Peygamber Efendimiz “kime iyilik yapayım?” diye üç defa soran bir sahabeye, üç defasında da, “annene” cevabını verdikten sonra dördüncü soruda, babasına iyilik yapması gerektiğini söylemiştir.
“Ana- babanı sayarsan, oğlundan da saygı görürsün. Saygı ve sevginin bir arada bulunduğu toplumlar uzun ömürlü olur ve hiçbir zaman kargaşa içine düşmez. O toplumda saygı ve sevgi ne zaman kaybolur ise o zaman o toplum çöker.” Mevlana
Anne ve babalar, çocuklarına bazen yeteri kadar yardımcı olmamış olsalar da, çocuklar anne ve babalarına yine de iyi davranmak mecburiyetindedirler. Anne ve babalar yaşlandıkça çocuklaşır. Çocukluğumuzdaki yanlış ve zararlı davranışlarımızı hoşgörü ile karşılayan anne ve babamız bize muhtaç duruma gelince onlara, bize yaptıkları gibi iyi davranmamız aynı zamanda bir şükran borcumuzdur.
Öğretmene saygı
Bizim kültürümüzde öğretmene saygı anne ve babaya saygıdan sonra gelir. Kültürümüze gör üç kişinin eli öpülmeye layıktır: Anne, baba ve öğretmenimiz. Tarihimizde öğretmen hep baş tacı edilmiş, değer verilmiş, bulunduğu toplumda baş köşeye oturtulmuş… Öğretmene o kadar değer verilmiş ki, “ Öğretmenin vurduğu yerde gül biter.” Diye öğretmene sahip çıkılmıştır.

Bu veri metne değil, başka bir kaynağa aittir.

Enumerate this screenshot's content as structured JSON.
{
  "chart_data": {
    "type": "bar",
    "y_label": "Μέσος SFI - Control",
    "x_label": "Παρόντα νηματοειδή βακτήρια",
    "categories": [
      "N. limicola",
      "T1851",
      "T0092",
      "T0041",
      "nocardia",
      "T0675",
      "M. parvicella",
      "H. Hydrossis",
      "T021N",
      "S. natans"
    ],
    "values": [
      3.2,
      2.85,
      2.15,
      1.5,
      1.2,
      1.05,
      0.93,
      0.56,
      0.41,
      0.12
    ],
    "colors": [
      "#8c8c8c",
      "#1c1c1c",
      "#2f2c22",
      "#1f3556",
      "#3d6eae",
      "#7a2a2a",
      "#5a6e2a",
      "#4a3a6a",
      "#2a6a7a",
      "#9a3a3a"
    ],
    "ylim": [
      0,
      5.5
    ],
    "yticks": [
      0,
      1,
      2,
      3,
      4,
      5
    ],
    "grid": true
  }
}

Peygamber Efendimiz şöyle buyuruyor: “Alimler yeryüzünün kandilleridir; Benim ve diğer peygamberlerin varisleridir.” “İlim öğrendiğiniz kişilere karşı saygılı olunuz.”
Yaşlılara saygı
Yaşlılara saygı gösteren kimseye, ihtiyarladığı zaman, Allah Teala, saygı gösterecek kimseler yaratır. Yaşlılara saygı göstermek, Allah Teala’yı tazimdendir. (Hadis-i Şerif )
Peygamberimiz bir hadis-i şeriflerinde şöyle buyuruyorlar: “Büyüklerine saygı göstermeyen, küçüklerine merhamet etmeyen, iyiliği emredip, kötülükten nehyetmeyen bizden değildir.”
Yaşlı insanlar kendilerine saygı gösterilmesinden mutlu olurlar. İnsan yaşlandıkça kimsenin kendisini sevmediği, toplumda kendisinin fazlalık olduğu… düşüncesine kapılabilir. Onlara değer vermek, onları dinlemek, gerektiğinde onlara yer vermek, gerektiğinde onlara ihtiyaçları olan yardımı yapmak onları mutlu eder. Yaşlılara hürmet etmek, saygıda kusur etmemek… annelerin evlatlarına öncelikli nasihatlerinden olmuştur.
Başkalarının yaşam hakkına saygı
Bütün insanlar annelerinden hür ve eşit olarak doğarlar. Hiçbir kimsenin bir başkasına üstünlüğü yoktur. İnsanlar farklı inanç, düşünce ve fikirlere sahip olabilirler. Farklılıklar toplumun zenginliği olarak kabul edilmelidir.
İnsanların inançlarına, fikirlerine, düşüncelerine, yaşam tarzlarına saygı gösterilmesi toplumdaki huzur ve mutluluğu artırır. Kavga ortamlarının oluşmasını engeller. İnsanlar davranışlarından dolayı ayıplanmamalıdır. Farklılıklara saygı toplumsal barışı sağlar.
İnsanlar davranışlarını duygularına göre değil, akıllarına göre yapmaları halinde daha az hata ederler ve daha çok isabetli karar verirler.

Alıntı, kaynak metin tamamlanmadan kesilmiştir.